Jongen: Mélodies pour soprano et quintette avec piano. Chanson roumaine op. 25/2; ‘Parfum exotique’, ‘Quand ton sourire me surprit’, ‘Tableau gothique’, ‘Sur un grève’, ‘Release’ uit Liederen op. 29; Que dans les cieux op. 45/2; Les cadrans op. 45/1; Calmes, aux quals deserts op. 54; Les pauvres op. 64; ‘L’épiphanie des exilés’ uit Les fêtes rouges op. 57; La musique op. 135. Claire Lefilliâtre (s) met Oxalis. Musique de Wallonie MEW 1684 (45’47”). 2016
Joseph Jongen (1873-1953) geldt als een van de belangrijkste Belgische componisten. Hij studeerde aan het conservatorium in Luik en won de prestigieuze Prix de Rome met zijn cantate Comala op.14 (Haeck, Musique de Wallonie MEW 0214).
Die beurs stelde hem in staat om door heel Europa te reizen, zodat hij in contact kwam met Brahms, Richard Strauss, d’Indy en Fauré. Na een korte periode als docent harmonieleer in Luik, verbleef hij tijdens W.O.I in Engeland, maar werd hij daarna directeur van het conservatorium in Brussel waar hij van 1925 tot 1939 directeur was.
Jonhens naam is bekend bij organisten vanwege zijn lastige concertstukken Chain de mai en Sonata eroica (Christian Schmitt, CPO 777.593-2).
Naast de derde symfonie van Saint-Saëns en het orgelconcert van Poulenc geniet zijn Concertante symfonie, geschreven voor de inwijding van het Wanamaker orgel in een warenhuis in Philadelphia bekendheid. Eerder is daarvan de opname van Michael Murray (Telarc CD 80096) besproken.
Dat Jongen zich ook op intiemere schaal heel mooi kon uiten, blijkt uit dit liederenrecital. Het idioom leunt sterk aan tegen dat van Fauré wat als een compliment mag worden opgevat. Jongen schreef een dertigtal liederen waaruit sopraan Claire Lefilliâtre een mooie keuze van twaalf maakte voor deze welkome cd première in deze vorm.

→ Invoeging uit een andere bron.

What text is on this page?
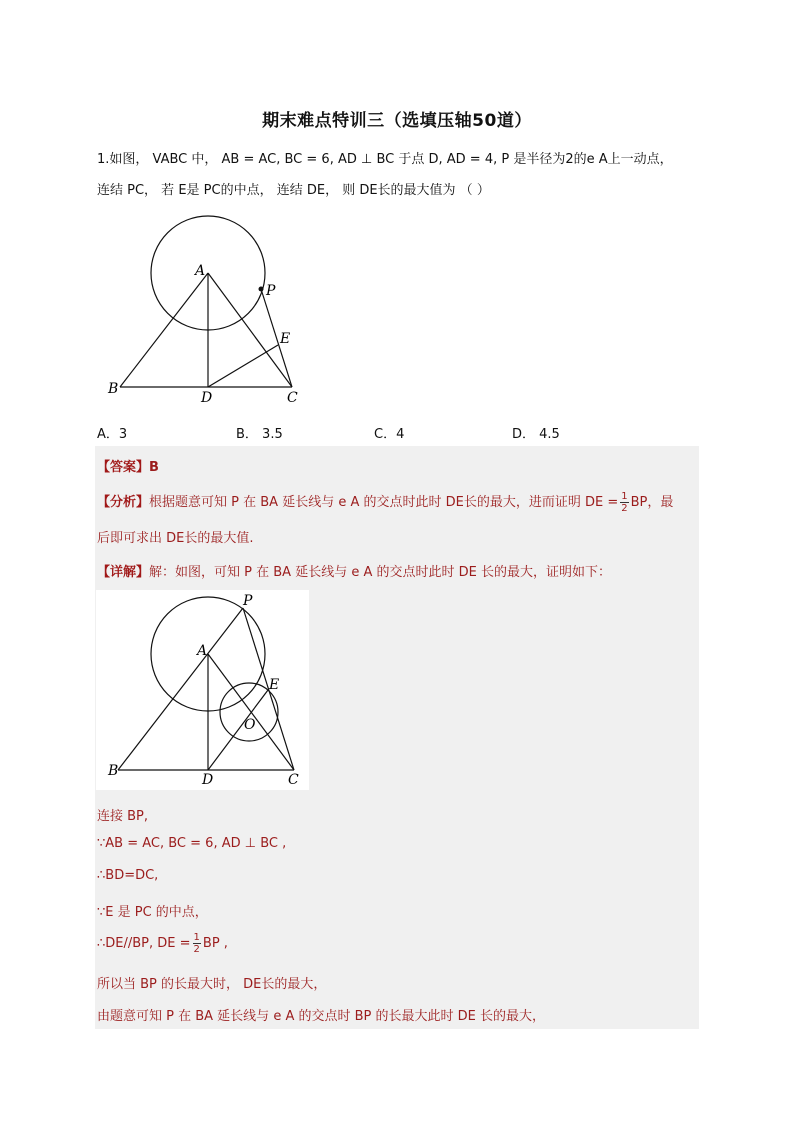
期末难点特训三（选填压轴50道）
1.如图， VABC 中， AB = AC, BC = 6, AD ⊥ BC 于点 D, AD = 4, P 是半径为2的e A上一动点，
连结 PC， 若 E是 PC的中点， 连结 DE， 则 DE长的最大值为 （ ）
A
B
C
D
E
P
A．3	B． 3.5	C．4	D． 4.5
【答案】B
【分析】根据题意可知 P 在 BA 延长线与 e A 的交点时此时 DE长的最大，进而证明 DE = $\frac{1}{2}$ BP，最
后即可求出 DE长的最大值.
【详解】解：如图，可知 P 在 BA 延长线与 e A 的交点时此时 DE 长的最大，证明如下：
A
B
C
D
E
O
P
连接 BP,
∵AB = AC, BC = 6, AD ⊥ BC ,
∴BD=DC,
∵E 是 PC 的中点，
∴DE//BP, DE = $\frac{1}{2}$ BP ,
所以当 BP 的长最大时， DE长的最大，
由题意可知 P 在 BA 延长线与 e A 的交点时 BP 的长最大此时 DE 长的最大，
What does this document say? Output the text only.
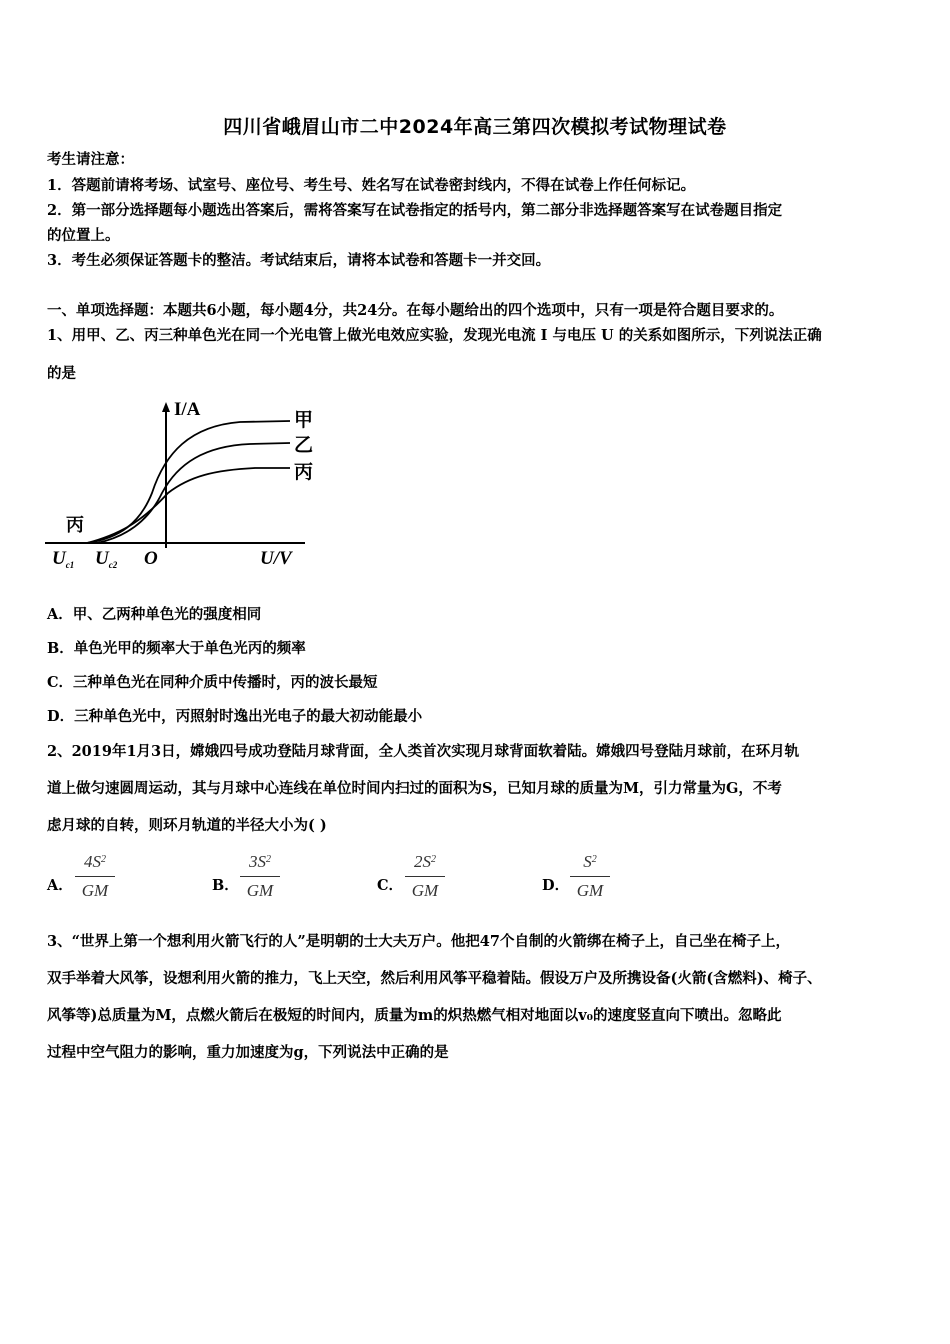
四川省峨眉山市二中2024年高三第四次模拟考试物理试卷
考生请注意：
1．答题前请将考场、试室号、座位号、考生号、姓名写在试卷密封线内，不得在试卷上作任何标记。
2．第一部分选择题每小题选出答案后，需将答案写在试卷指定的括号内，第二部分非选择题答案写在试卷题目指定
的位置上。
3．考生必须保证答题卡的整洁。考试结束后，请将本试卷和答题卡一并交回。
一、单项选择题：本题共6小题，每小题4分，共24分。在每小题给出的四个选项中，只有一项是符合题目要求的。
1、用甲、乙、丙三种单色光在同一个光电管上做光电效应实验，发现光电流 I 与电压 U 的关系如图所示，下列说法正确
的是
I/A
甲
乙
丙
丙
$U_{c1}$ $U_{c2}$ O	U/V
A．甲、乙两种单色光的强度相同
B．单色光甲的频率大于单色光丙的频率
C．三种单色光在同种介质中传播时，丙的波长最短
D．三种单色光中，丙照射时逸出光电子的最大初动能最小
2、2019年1月3日，嫦娥四号成功登陆月球背面，全人类首次实现月球背面软着陆。嫦娥四号登陆月球前，在环月轨
道上做匀速圆周运动，其与月球中心连线在单位时间内扫过的面积为S，已知月球的质量为M，引力常量为G，不考
虑月球的自转，则环月轨道的半径大小为( )
A．
$4S^2$
GM	B．
$3S^2$
GM	C．
$2S^2$
GM	D．
$S^2$
GM
3、“世界上第一个想利用火箭飞行的人”是明朝的士大夫万户。他把47个自制的火箭绑在椅子上，自己坐在椅子上，
双手举着大风筝，设想利用火箭的推力，飞上天空，然后利用风筝平稳着陆。假设万户及所携设备(火箭(含燃料)、椅子、
风筝等)总质量为M，点燃火箭后在极短的时间内，质量为m的炽热燃气相对地面以v₀的速度竖直向下喷出。忽略此
过程中空气阻力的影响，重力加速度为g，下列说法中正确的是
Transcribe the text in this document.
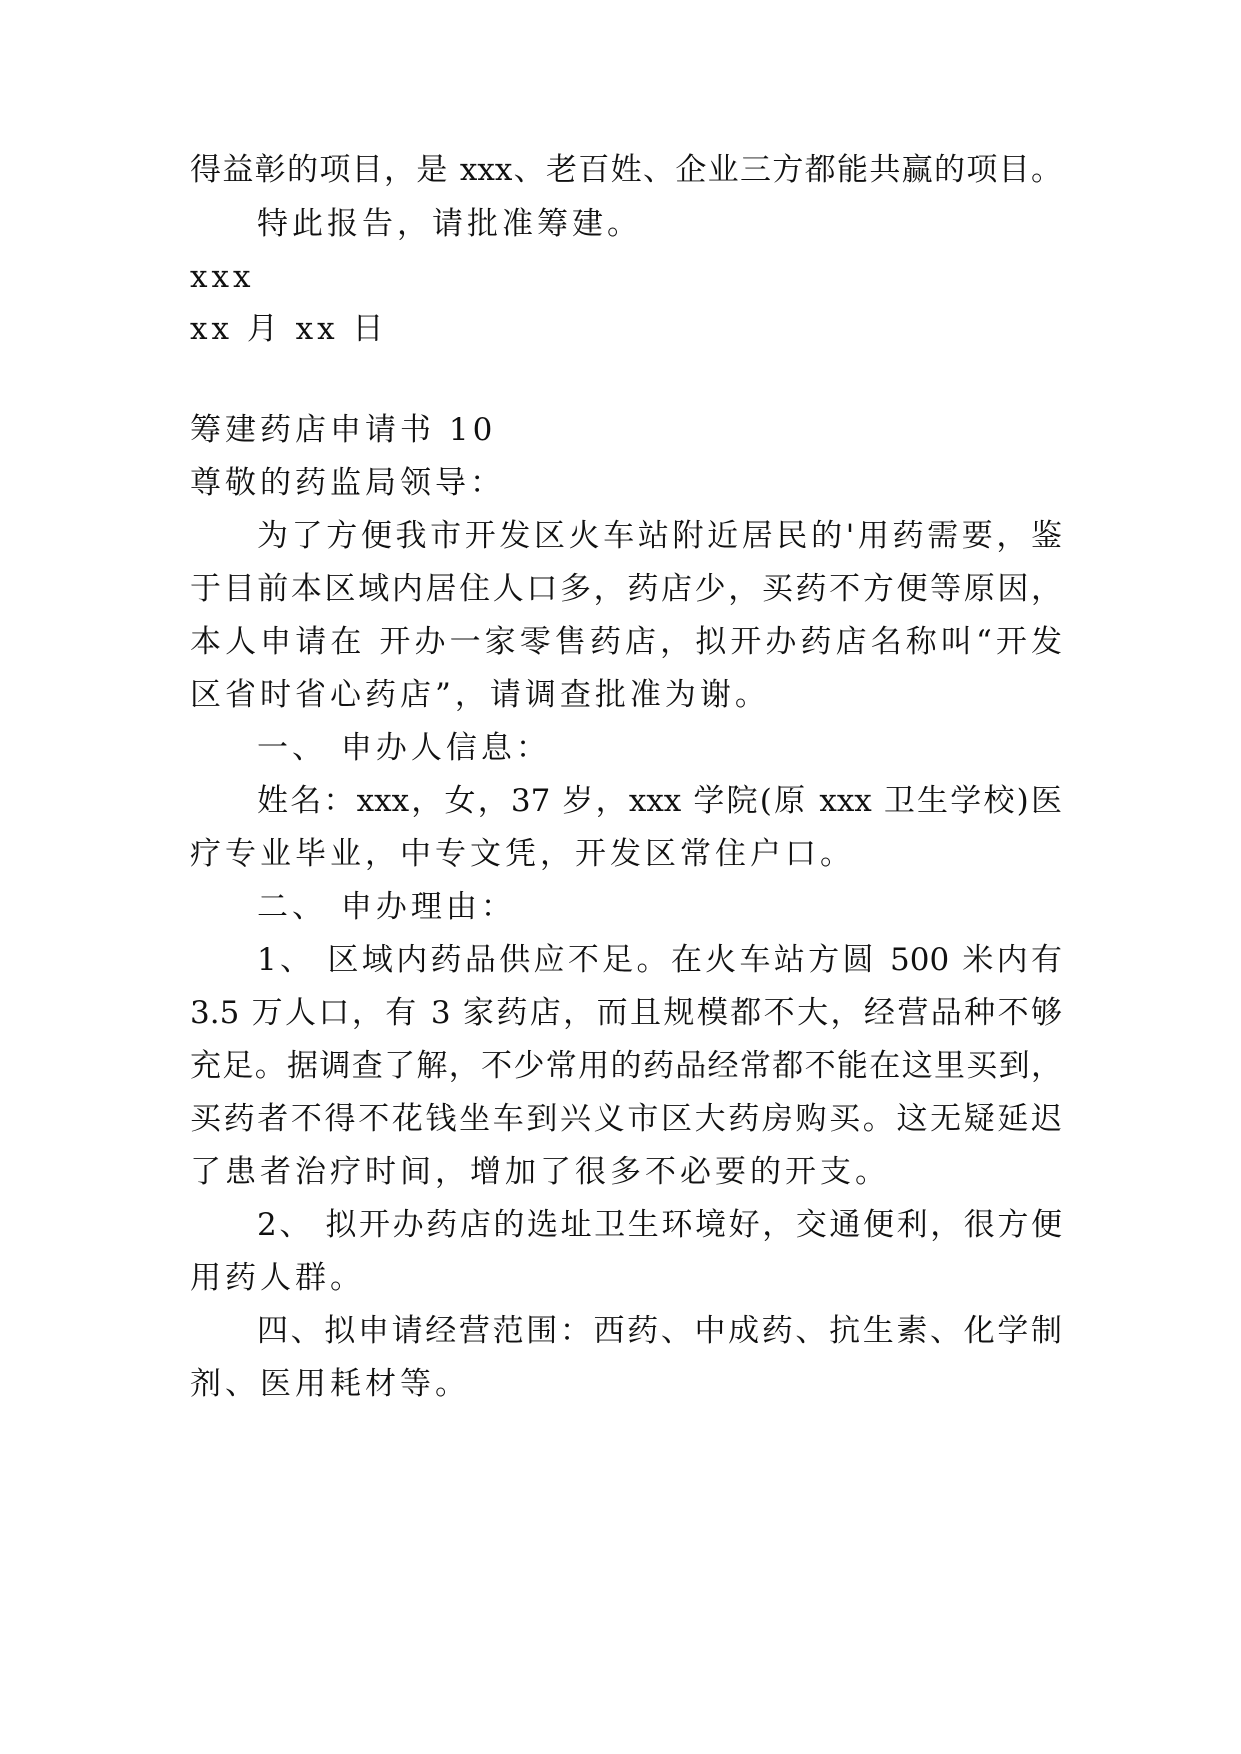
得益彰的项目，是 xxx、老百姓、企业三方都能共赢的项目。
特此报告，请批准筹建。
xxx
xx 月 xx 日
筹建药店申请书 10
尊敬的药监局领导：
为了方便我市开发区火车站附近居民的'用药需要，鉴
于目前本区域内居住人口多，药店少，买药不方便等原因，
本人申请在 开办一家零售药店，拟开办药店名称叫“开发
区省时省心药店”，请调查批准为谢。
一、 申办人信息：
姓名：xxx，女，37 岁，xxx 学院(原 xxx 卫生学校)医
疗专业毕业，中专文凭，开发区常住户口。
二、 申办理由：
1、 区域内药品供应不足。在火车站方圆 500 米内有
3.5 万人口，有 3 家药店，而且规模都不大，经营品种不够
充足。据调查了解，不少常用的药品经常都不能在这里买到，
买药者不得不花钱坐车到兴义市区大药房购买。这无疑延迟
了患者治疗时间，增加了很多不必要的开支。
2、 拟开办药店的选址卫生环境好，交通便利，很方便
用药人群。
四、拟申请经营范围：西药、中成药、抗生素、化学制
剂、医用耗材等。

De meeste werden tijdens zijn leven gepubliceerd, maar dan met louter pianobegeleiding. Later breidde hij dat in sommige gevallen uit tot een aanzienlijk kleuriger pianokwintet of zelfs tot orkestlied. Daarvan is een voorbeeld met Mariette Kemmer en het Monte Carlo filharmonisch orkest die in 2003 vijf van die orkestliederen opnamen (Cypres CYP 1635).
Meteen Chanson roumaine blijkt een heel mooi, sfeervol lied te zijn. Dat Claire Lefilliâtre het met een wat nasale stem zingt, stoort niet in de Franse tekst. Een ander hoogtepunt is Tableau gothique.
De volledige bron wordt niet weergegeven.